This column by ACRU Senior Legal Analyst Ken Klukowski was published on December 7, 2012 on Breitbart.com.
The Supreme Court of the United States announced Friday it would decide two cases involving same-sex marriage and the Defense of Marriage Act (DOMA). By next July, the Court will rule on the government’s role in marriage both in the states and at the federal level.
The justices granted a writ of certiorari in two of the eleven marriage cases pending before the High Court.
One is Hollingsworth v. Perry, which asks the question of whether the Fourteenth Amendment of the U.S. Constitution contained an implied fundamental right to gay marriage, such that no state may define marriage as the union of one man and one woman and all laws to that effect are unconstitutional.
The other is United States v. Windsor, which asks whether Section 3 of DOMA–saying that marriage is between one man and one woman for purposes of federal law–violates the Fifth Amendment of the Constitution.

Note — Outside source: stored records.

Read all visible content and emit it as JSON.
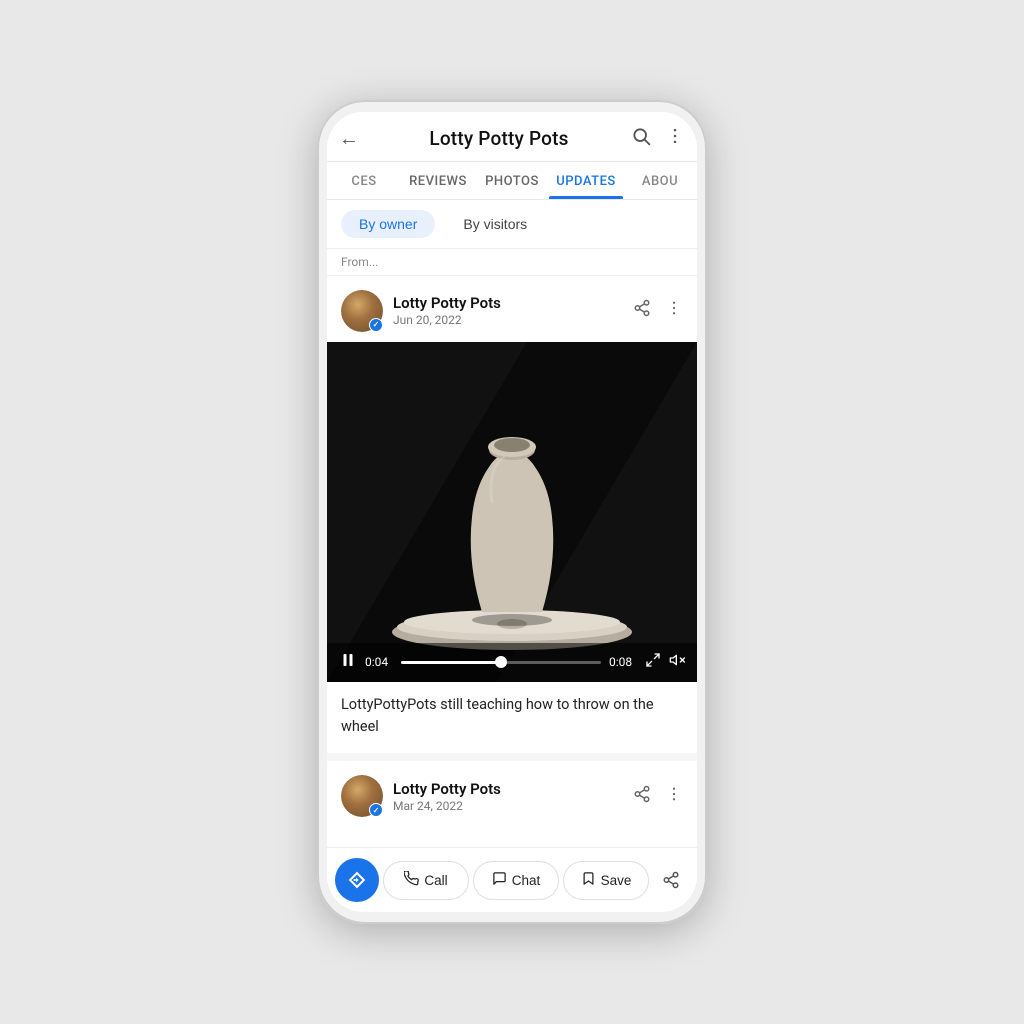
{
  "header": {
    "back_label": "←",
    "title": "Lotty Potty Pots",
    "search_icon": "search-icon",
    "more_icon": "more-icon"
  },
  "tabs": [
    {
      "id": "ces",
      "label": "CES",
      "active": false,
      "partial": true
    },
    {
      "id": "reviews",
      "label": "REVIEWS",
      "active": false
    },
    {
      "id": "photos",
      "label": "PHOTOS",
      "active": false
    },
    {
      "id": "updates",
      "label": "UPDATES",
      "active": true
    },
    {
      "id": "about",
      "label": "ABOU",
      "active": false,
      "partial": true
    }
  ],
  "filters": {
    "by_owner": "By owner",
    "by_visitors": "By visitors"
  },
  "hint_text": "From...",
  "posts": [
    {
      "id": "post1",
      "author": "Lotty Potty Pots",
      "date": "Jun 20, 2022",
      "verified": true,
      "caption": "LottyPottyPots still teaching how to throw on the wheel",
      "video": {
        "current_time": "0:04",
        "total_time": "0:08",
        "progress_pct": 50
      }
    },
    {
      "id": "post2",
      "author": "Lotty Potty Pots",
      "date": "Mar 24, 2022",
      "verified": true
    }
  ],
  "bottom_bar": {
    "fab_icon": "directions-icon",
    "call_label": "Call",
    "chat_label": "Chat",
    "save_label": "Save",
    "share_icon": "share-icon"
  }
}
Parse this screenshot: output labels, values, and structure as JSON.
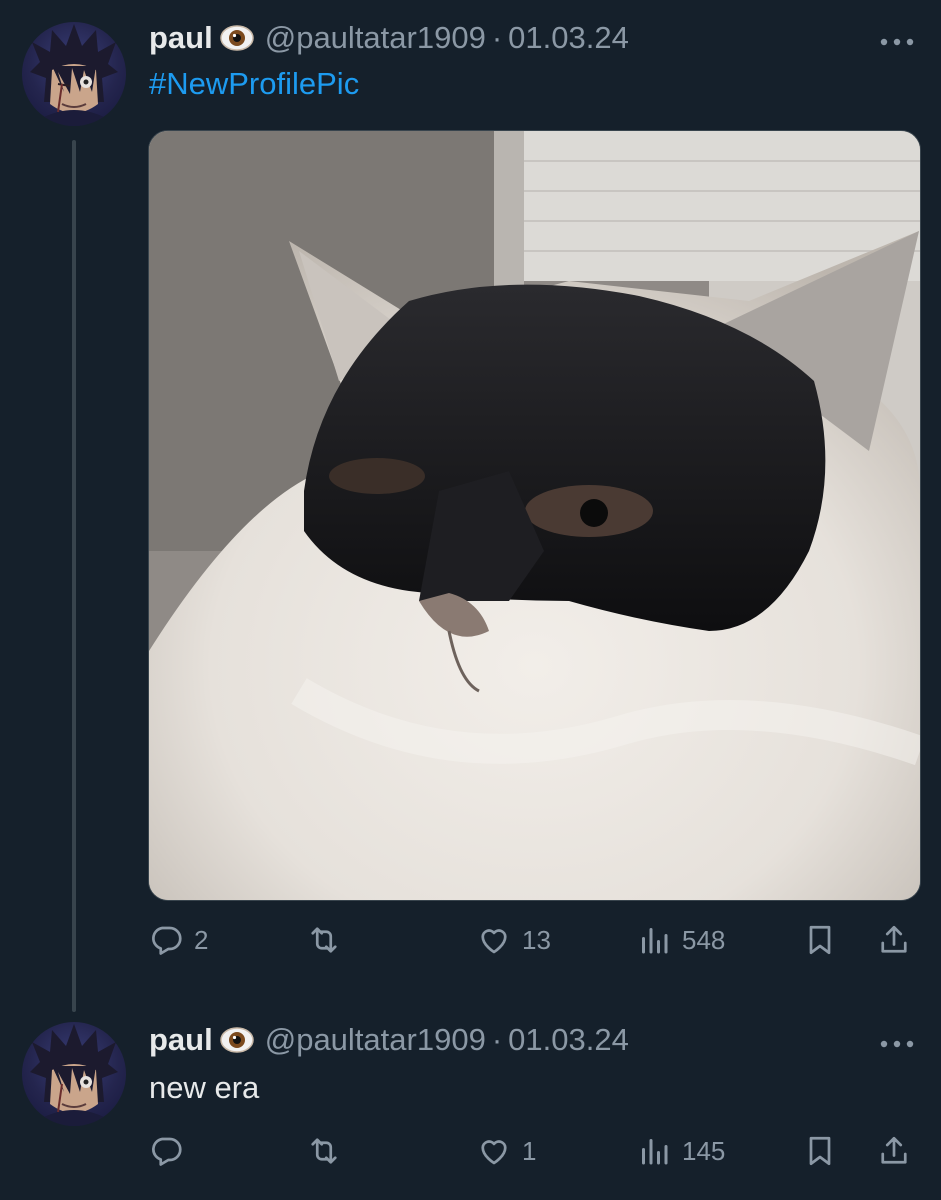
{
  "tweets": [
    {
      "author": {
        "name": "paul",
        "handle": "@paultatar1909",
        "date": "01.03.24"
      },
      "separator": "·",
      "text": "#NewProfilePic",
      "has_media": true,
      "stats": {
        "replies": "2",
        "retweets": "",
        "likes": "13",
        "views": "548"
      }
    },
    {
      "author": {
        "name": "paul",
        "handle": "@paultatar1909",
        "date": "01.03.24"
      },
      "separator": "·",
      "text": "new era",
      "has_media": false,
      "stats": {
        "replies": "",
        "retweets": "",
        "likes": "1",
        "views": "145"
      }
    }
  ],
  "colors": {
    "background": "#15202b",
    "text": "#e7e9ea",
    "muted": "#8b98a5",
    "accent": "#1d9bf0",
    "line": "#38444d"
  },
  "icons": [
    "eye-emoji-icon",
    "more-icon",
    "reply-icon",
    "retweet-icon",
    "like-icon",
    "views-icon",
    "bookmark-icon",
    "share-icon"
  ]
}
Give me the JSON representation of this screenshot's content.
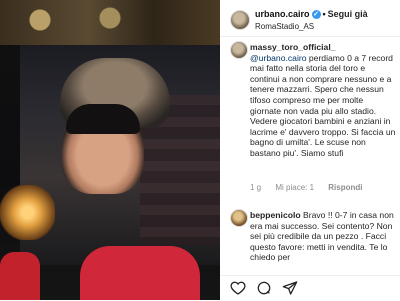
{
  "header": {
    "username": "urbano.cairo",
    "verified_mark": "✓",
    "separator": "•",
    "follow_label": "Segui già",
    "location": "RomaStadio_AS"
  },
  "comments": [
    {
      "username": "massy_toro_official_",
      "mention": "@urbano.cairo",
      "text": " perdiamo 0 a 7 record mai fatto nella storia del toro e continui a non comprare nessuno e a tenere mazzarri. Spero che nessun tifoso compreso me per molte giornate non vada piu allo stadio. Vedere giocatori bambini e anziani in lacrime e' davvero troppo. Si faccia un bagno di umilta'. Le scuse non bastano piu'. Siamo stufi",
      "time": "1 g",
      "likes": "Mi piace: 1",
      "reply": "Rispondi"
    },
    {
      "username": "beppenicolo",
      "text": " Bravo !! 0-7 in casa non era mai successo. Sei contento? Non sei più credibile da un pezzo . Facci questo favore: metti in vendita. Te lo chiedo per"
    }
  ],
  "actions": {
    "like_icon": "heart-icon",
    "comment_icon": "comment-icon",
    "share_icon": "share-icon"
  },
  "colors": {
    "verified": "#3897f0",
    "text": "#262626",
    "meta": "#8e8e8e"
  }
}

As part of the Hollingsworth case, the Court has ordered the parties to argue whether the supporters of California’s Proposition 8 have standing under Article III of the Constitution to defend Prop 8 in court when the governor and attorney general of California declined to defend their own state constitution. If the Supreme Court were to hold the supporters lack standing, then the justices would not decide the underlying merits of the case.
Assuming the justices hold the supporters do have standing, these cases cover the two major aspects of the marriage debate. Does the U.S. Constitution demand that gay marriage is the law of the land throughout America? The Supreme Court will likely hear arguments on that question during the second half of March 2013, and hand down a decision in the last week of June 2013.